It has only been about 5 months since we first learned of a new resistance gene (see MCR-1: The Return Of The Plasmids) that confers resistance to a class of antibiotics called polymyxins.
Despite its nephrotoxic side effects - colistin (a polymixin) is considered an important antibiotic of last resort for some types of resistant gram negative bacteria like E. coli and Klebsiella.
Since this gene can be carried, and transferred to other bacteria via plasmids (see Study: Adaptation Of Plasmids To New Bacterial Species), the expectation is this resistance gene (like NDM-1) can spread laterally to other bacteria.

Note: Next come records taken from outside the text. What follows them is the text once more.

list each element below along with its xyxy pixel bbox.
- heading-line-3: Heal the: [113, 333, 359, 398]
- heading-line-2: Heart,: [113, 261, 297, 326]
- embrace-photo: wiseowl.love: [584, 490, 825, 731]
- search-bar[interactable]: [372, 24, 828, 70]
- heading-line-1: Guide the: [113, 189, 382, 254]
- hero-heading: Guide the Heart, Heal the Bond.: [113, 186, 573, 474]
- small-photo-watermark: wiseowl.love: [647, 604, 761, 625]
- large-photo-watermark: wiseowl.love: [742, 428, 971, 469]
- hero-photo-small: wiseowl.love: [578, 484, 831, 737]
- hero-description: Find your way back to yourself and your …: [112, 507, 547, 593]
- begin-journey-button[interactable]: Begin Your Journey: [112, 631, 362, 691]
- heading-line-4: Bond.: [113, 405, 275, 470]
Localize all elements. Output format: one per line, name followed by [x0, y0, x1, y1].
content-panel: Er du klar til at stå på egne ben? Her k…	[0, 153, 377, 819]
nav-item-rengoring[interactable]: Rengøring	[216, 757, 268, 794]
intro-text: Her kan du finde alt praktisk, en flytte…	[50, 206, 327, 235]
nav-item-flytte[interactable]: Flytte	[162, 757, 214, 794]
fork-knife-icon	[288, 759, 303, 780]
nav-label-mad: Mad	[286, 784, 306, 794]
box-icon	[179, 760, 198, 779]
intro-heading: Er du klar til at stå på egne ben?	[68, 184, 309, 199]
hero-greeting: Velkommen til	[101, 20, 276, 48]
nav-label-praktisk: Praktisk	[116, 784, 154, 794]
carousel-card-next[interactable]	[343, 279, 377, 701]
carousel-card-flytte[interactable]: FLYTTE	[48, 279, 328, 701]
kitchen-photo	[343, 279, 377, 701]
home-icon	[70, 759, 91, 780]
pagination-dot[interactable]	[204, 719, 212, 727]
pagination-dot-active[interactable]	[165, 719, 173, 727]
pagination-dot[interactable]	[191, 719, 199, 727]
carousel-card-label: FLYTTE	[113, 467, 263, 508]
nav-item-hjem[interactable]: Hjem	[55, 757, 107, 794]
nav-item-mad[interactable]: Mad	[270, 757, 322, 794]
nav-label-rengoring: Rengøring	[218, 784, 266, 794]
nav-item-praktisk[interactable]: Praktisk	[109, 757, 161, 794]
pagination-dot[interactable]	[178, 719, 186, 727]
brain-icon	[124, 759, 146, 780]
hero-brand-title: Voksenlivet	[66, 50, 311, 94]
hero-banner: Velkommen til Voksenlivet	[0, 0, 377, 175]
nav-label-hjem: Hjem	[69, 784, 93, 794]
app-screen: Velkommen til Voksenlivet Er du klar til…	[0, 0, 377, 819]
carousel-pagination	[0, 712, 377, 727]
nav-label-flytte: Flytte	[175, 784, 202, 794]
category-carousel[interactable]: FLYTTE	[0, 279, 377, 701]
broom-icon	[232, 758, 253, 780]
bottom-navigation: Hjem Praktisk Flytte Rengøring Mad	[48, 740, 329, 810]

Even more worrisome, in The Lancet's Emergence of the mcr-1 colistin resistance gene in carbapenem-resistant Enterobacteriaceae, we looked at two K pneumoniae isolates that carried both the MCR-1 and NDM-5 (Carbapenem-resistance) genes, providing it near pandrug resistance.While MCR-1 has apparently been circulating under the radar for several years, we are just now beginning to understand its scope and potential impact. Today we have a brief letter describing the possible transmisison of resistant E. coli between a pet store worker and domestic animals Guangzhou, China.
I've only included some excerpts . . . follow the link to read it in its entirety.
LetterPossible Transmission of mcr-1–Harboring Escherichia coli between Companion Animals and Human
To the Editor: Plasmid-mediated, colistin-resistance mechanism gene mcr-1 was first identified in Escherichia coli isolates from food, food animals, and human patients in November 2015 (1). Reports on detection of mcr-1 in Enterobacteriaceae from humans and food animals soon followed from ≈12 countries (2–5). Here we report detection of mcr-1 in colistin-resistant E. coli isolated from companion animals and the possible transmission of mcr-1–harboring E. coli between companion animals and a person.
Results of pulsed-field gel electrophoresis were consistent with multilocus sequence typing results and showed that isolates consisted of 5 types (types I to V; Technical Appendix[PDF - 200 KB - 1 page]). Isolate EC07 was clonally related to 4 E. coli strains from dogs, according criteria described by Tenover et al. (10), suggesting possible transmission of mcr-1–harboring E. coli between dogs and the patient. Colistin resistance was successfully transferred to E. coli C600 through conjugation in all isolates, suggesting that mcr-1 was located on transferable plasmids.
These findings suggest that mcr-1–producing E. coli can colonize companion animals and be transferred between companion animals and humans. The findings also suggest that, in addition to food animals and humans, companion animals can serve as a reservoir of colistin-resistant E. coli, adding another layer of complexity to the rapidly evolving epidemiology of plasmid-mediated colistin resistance in the community.